Bosslet K, Kern H F, Kanzy E J, Steinstraesser A, Schwarz A, Lüben G, Schorlemmer H U, Sedlacek H H
Cancer Immunol Immunother. 1986;23(3):185-91. doi: 10.1007/BF00205648.
The murine monoclonal antibody (MAb) BW 494 was characterized in relation to its tissue specificity, the epitope recognized, in vitro and in vivo radiolocalization and its potential to mediate antibody dependent cellular cytotoxicity (ADCC) and complement mediated cytolysis (CMC). The MAb defined carbohydrate epitope located on a greater than 200 k daltons glycoprotein was mainly expressed on the majority of well differentiated adenocarcinomas of the pancreas. Furthermore, the epitope is accessible to MAb BW 494 in vivo, allowing an enrichment of radioactive antibody at the tumor site in nude mice. Additionally, MAb BW 494 is able to use human peripheral blood lymphocytes as effector cells for ADCC reactions against appropriate tumor target cells in vitro. In contrast, the antibody does not mediate human or rabbit CMC.

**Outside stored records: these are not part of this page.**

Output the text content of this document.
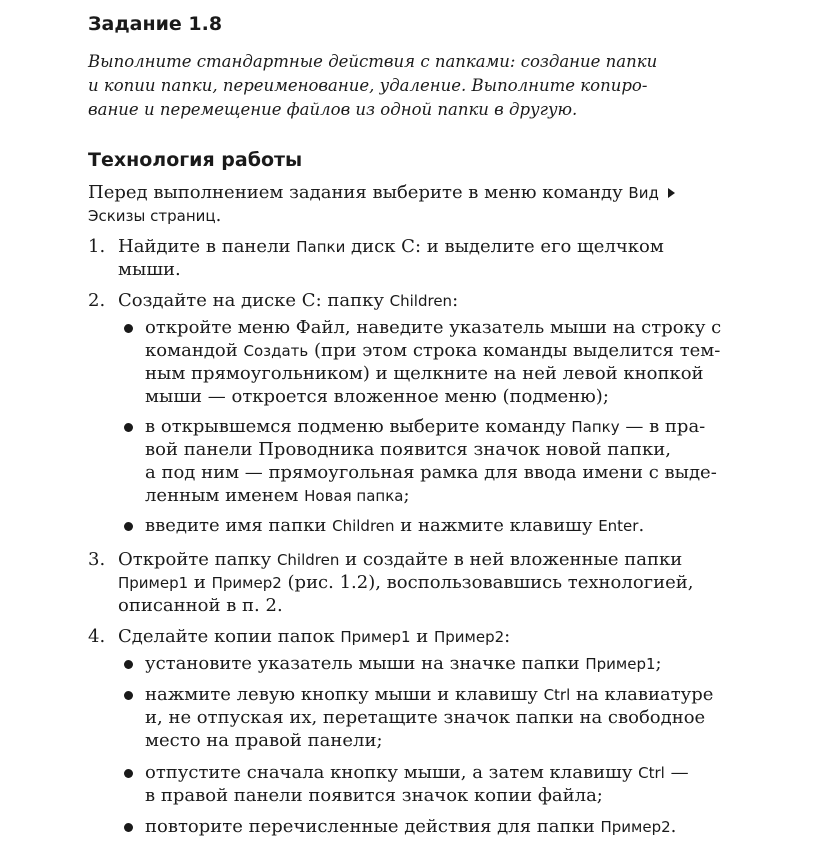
Задание 1.8
Выполните стандартные действия с папками: создание папки
и копии папки, переименование, удаление. Выполните копиро-
вание и перемещение файлов из одной папки в другую.
Технология работы
Перед выполнением задания выберите в меню команду Вид
Эскизы страниц.
1. Найдите в панели Папки диск С: и выделите его щелчком
мыши.
2. Создайте на диске С: папку Children:
откройте меню Файл, наведите указатель мыши на строку с
командой Создать (при этом строка команды выделится тем-
ным прямоугольником) и щелкните на ней левой кнопкой
мыши — откроется вложенное меню (подменю);
в открывшемся подменю выберите команду Папку — в пра-
вой панели Проводника появится значок новой папки,
а под ним — прямоугольная рамка для ввода имени с выде-
ленным именем Новая папка;
введите имя папки Children и нажмите клавишу Enter.
3. Откройте папку Children и создайте в ней вложенные папки
Пример1 и Пример2 (рис. 1.2), воспользовавшись технологией,
описанной в п. 2.
4. Сделайте копии папок Пример1 и Пример2:
установите указатель мыши на значке папки Пример1;
нажмите левую кнопку мыши и клавишу Ctrl на клавиатуре
и, не отпуская их, перетащите значок папки на свободное
место на правой панели;
отпустите сначала кнопку мыши, а затем клавишу Ctrl —
в правой панели появится значок копии файла;
повторите перечисленные действия для папки Пример2.
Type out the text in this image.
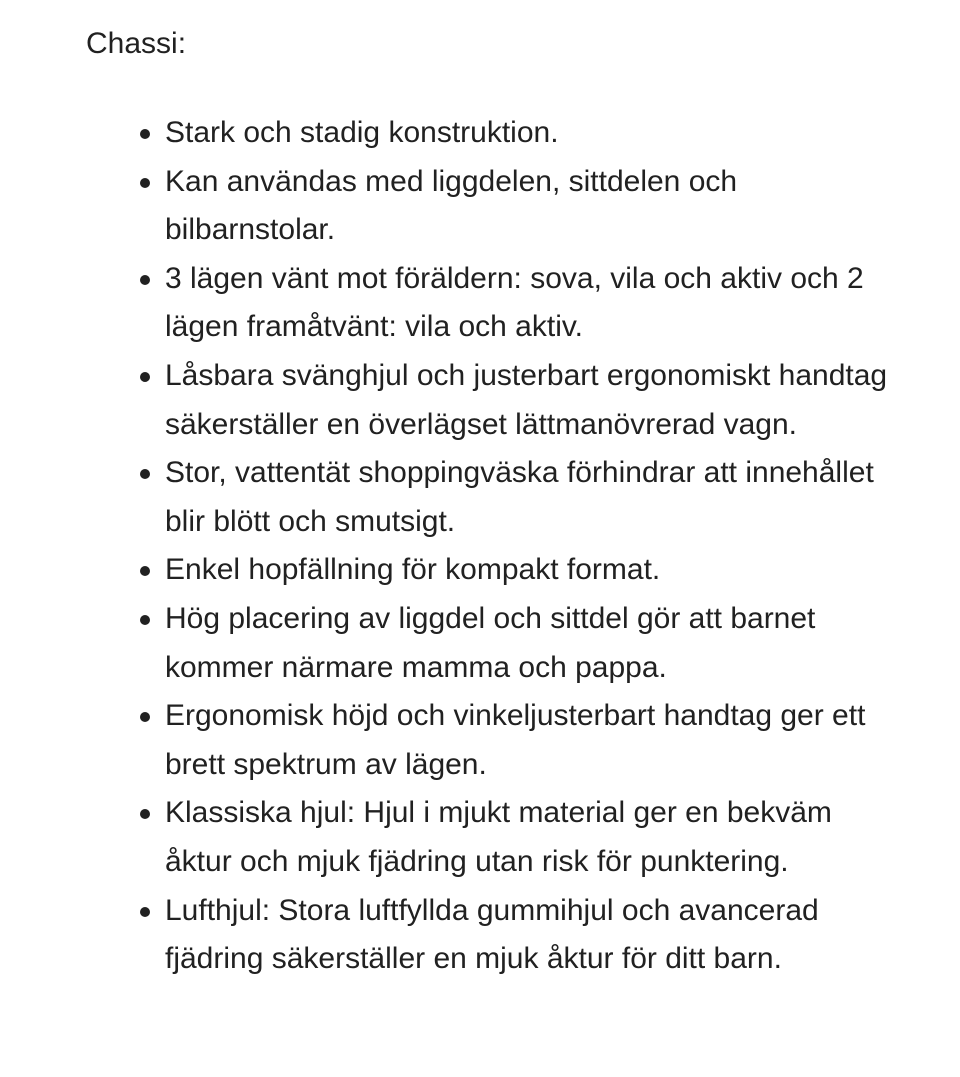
Chassi:

Stark och stadig konstruktion.
Kan användas med liggdelen, sittdelen och bilbarnstolar.
3 lägen vänt mot föräldern: sova, vila och aktiv och 2 lägen framåtvänt: vila och aktiv.
Låsbara svänghjul och justerbart ergonomiskt handtag säkerställer en överlägset lättmanövrerad vagn.
Stor, vattentät shoppingväska förhindrar att innehållet blir blött och smutsigt.
Enkel hopfällning för kompakt format.
Hög placering av liggdel och sittdel gör att barnet kommer närmare mamma och pappa.
Ergonomisk höjd och vinkeljusterbart handtag ger ett brett spektrum av lägen.
Klassiska hjul: Hjul i mjukt material ger en bekväm åktur och mjuk fjädring utan risk för punktering.
Lufthjul: Stora luftfyllda gummihjul och avancerad fjädring säkerställer en mjuk åktur för ditt barn.
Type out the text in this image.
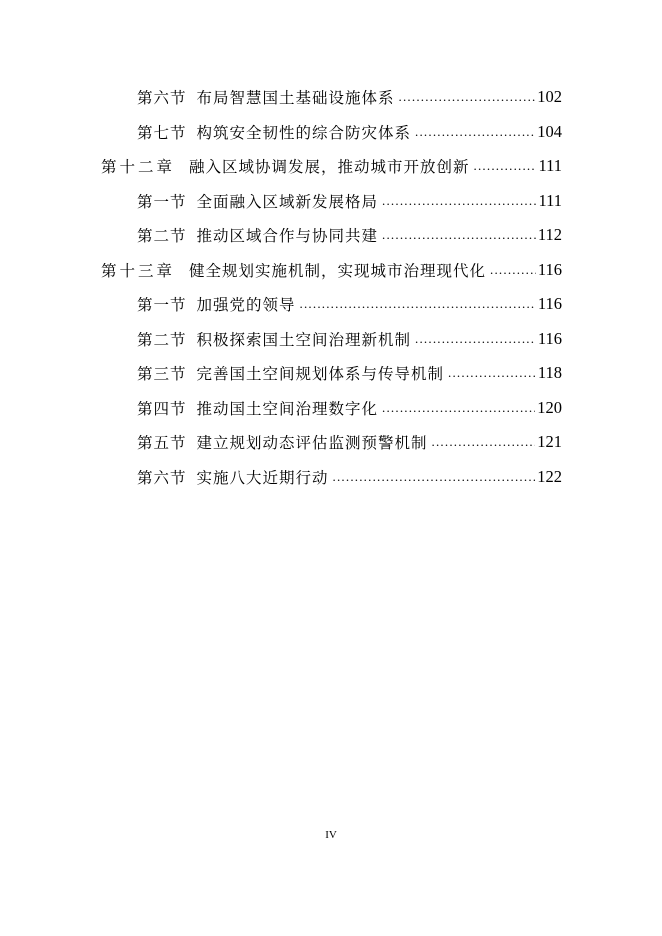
第六节 布局智慧国土基础设施体系 .....	102
第七节 构筑安全韧性的综合防灾体系 .....	104
第十二章 融入区域协调发展，推动城市开放创新 .....	111
第一节 全面融入区域新发展格局 .....	111
第二节 推动区域合作与协同共建 .....	112
第十三章 健全规划实施机制，实现城市治理现代化 .....	116
第一节 加强党的领导 .....	116
第二节 积极探索国土空间治理新机制 .....	116
第三节 完善国土空间规划体系与传导机制 .....	118
第四节 推动国土空间治理数字化 .....	120
第五节 建立规划动态评估监测预警机制 .....	121
第六节 实施八大近期行动 .....	122
IV
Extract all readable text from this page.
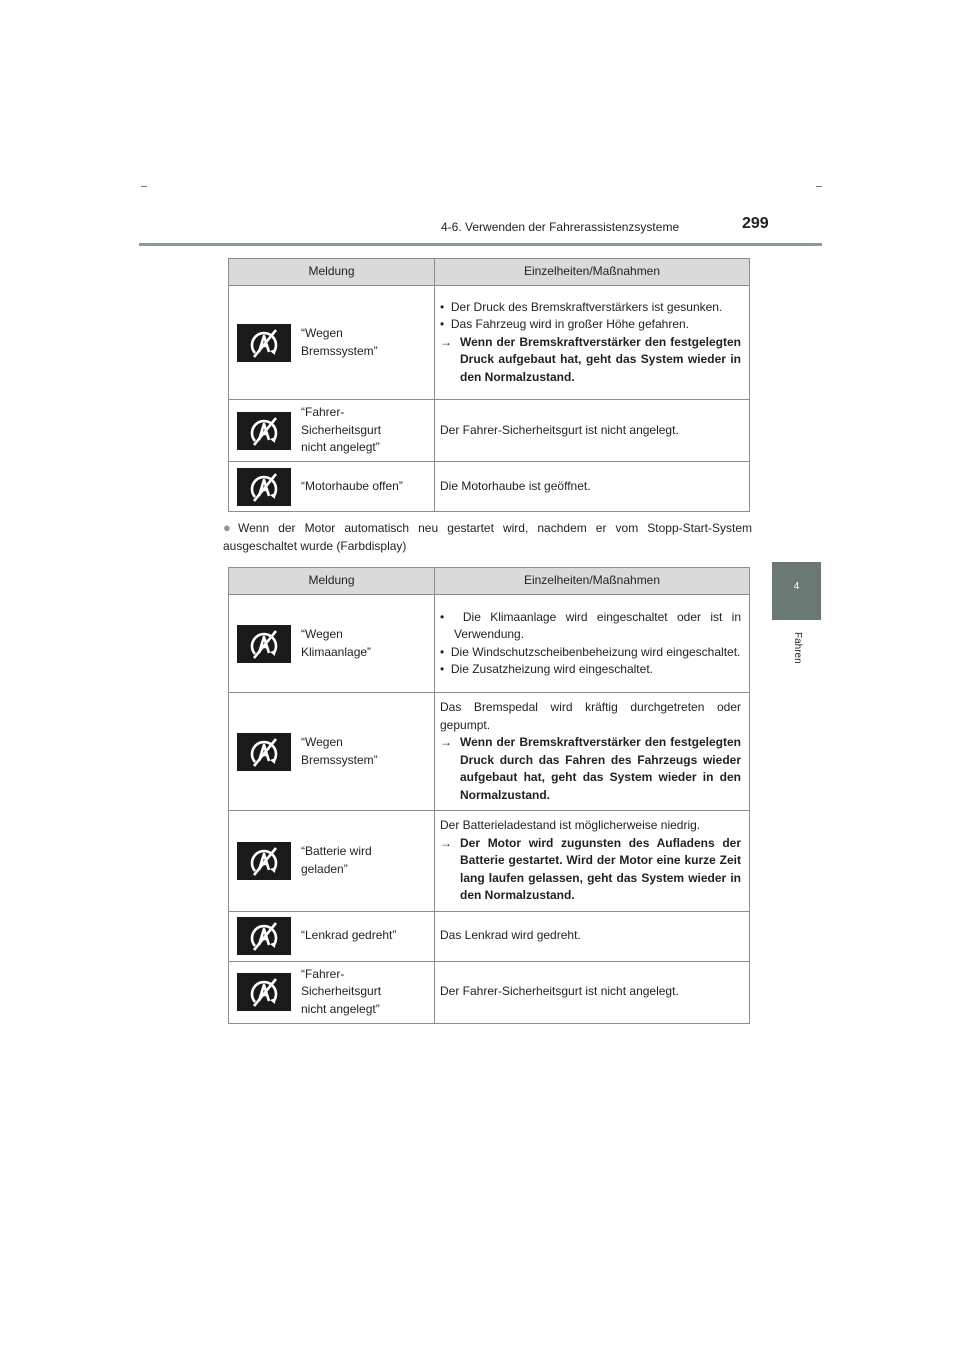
4-6. Verwenden der Fahrerassistenzsysteme	299
4
Fahren
Meldung	Einzelheiten/Maßnahmen

“Wegen Bremssystem”	•  Der Druck des Bremskraftverstärkers ist gesunken.
•  Das Fahrzeug wird in großer Höhe gefahren.
→ Wenn der Bremskraftverstärker den festgelegten Druck aufgebaut hat, geht das System wieder in den Normalzustand.

“Fahrer-Sicherheitsgurt nicht angelegt”	Der Fahrer-Sicherheitsgurt ist nicht angelegt.

“Motorhaube offen”	Die Motorhaube ist geöffnet.
● Wenn der Motor automatisch neu gestartet wird, nachdem er vom Stopp-Start-System ausgeschaltet wurde (Farbdisplay)
Meldung	Einzelheiten/Maßnahmen

“Wegen Klimaanlage”	•  Die Klimaanlage wird eingeschaltet oder ist in Verwendung.
•  Die Windschutzscheibenbeheizung wird eingeschaltet.
•  Die Zusatzheizung wird eingeschaltet.

“Wegen Bremssystem”	Das Bremspedal wird kräftig durchgetreten oder gepumpt.
→ Wenn der Bremskraftverstärker den festgelegten Druck durch das Fahren des Fahrzeugs wieder aufgebaut hat, geht das System wieder in den Normalzustand.

“Batterie wird geladen”	Der Batterieladestand ist möglicherweise niedrig.
→ Der Motor wird zugunsten des Aufladens der Batterie gestartet. Wird der Motor eine kurze Zeit lang laufen gelassen, geht das System wieder in den Normalzustand.

“Lenkrad gedreht”	Das Lenkrad wird gedreht.

“Fahrer-Sicherheitsgurt nicht angelegt”	Der Fahrer-Sicherheitsgurt ist nicht angelegt.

对鼠单克隆抗体(MAb)BW 494进行了特性研究,涉及组织特异性、所识别的表位、体内外放射性定位以及介导抗体依赖性细胞毒性(ADCC)和补体介导的细胞溶解(CMC)的潜力。该单克隆抗体所定义的位于大于200千道尔顿糖蛋白上的碳水化合物表位主要表达于大多数高分化胰腺腺癌。此外,该表位在体内可被单克隆抗体BW 494识别,使得放射性抗体在裸鼠肿瘤部位富集。另外,单克隆抗体BW 494能够利用人外周血淋巴细胞作为效应细胞,在体外针对合适的肿瘤靶细胞进行ADCC反应。相比之下,该抗体不介导人或兔的CMC。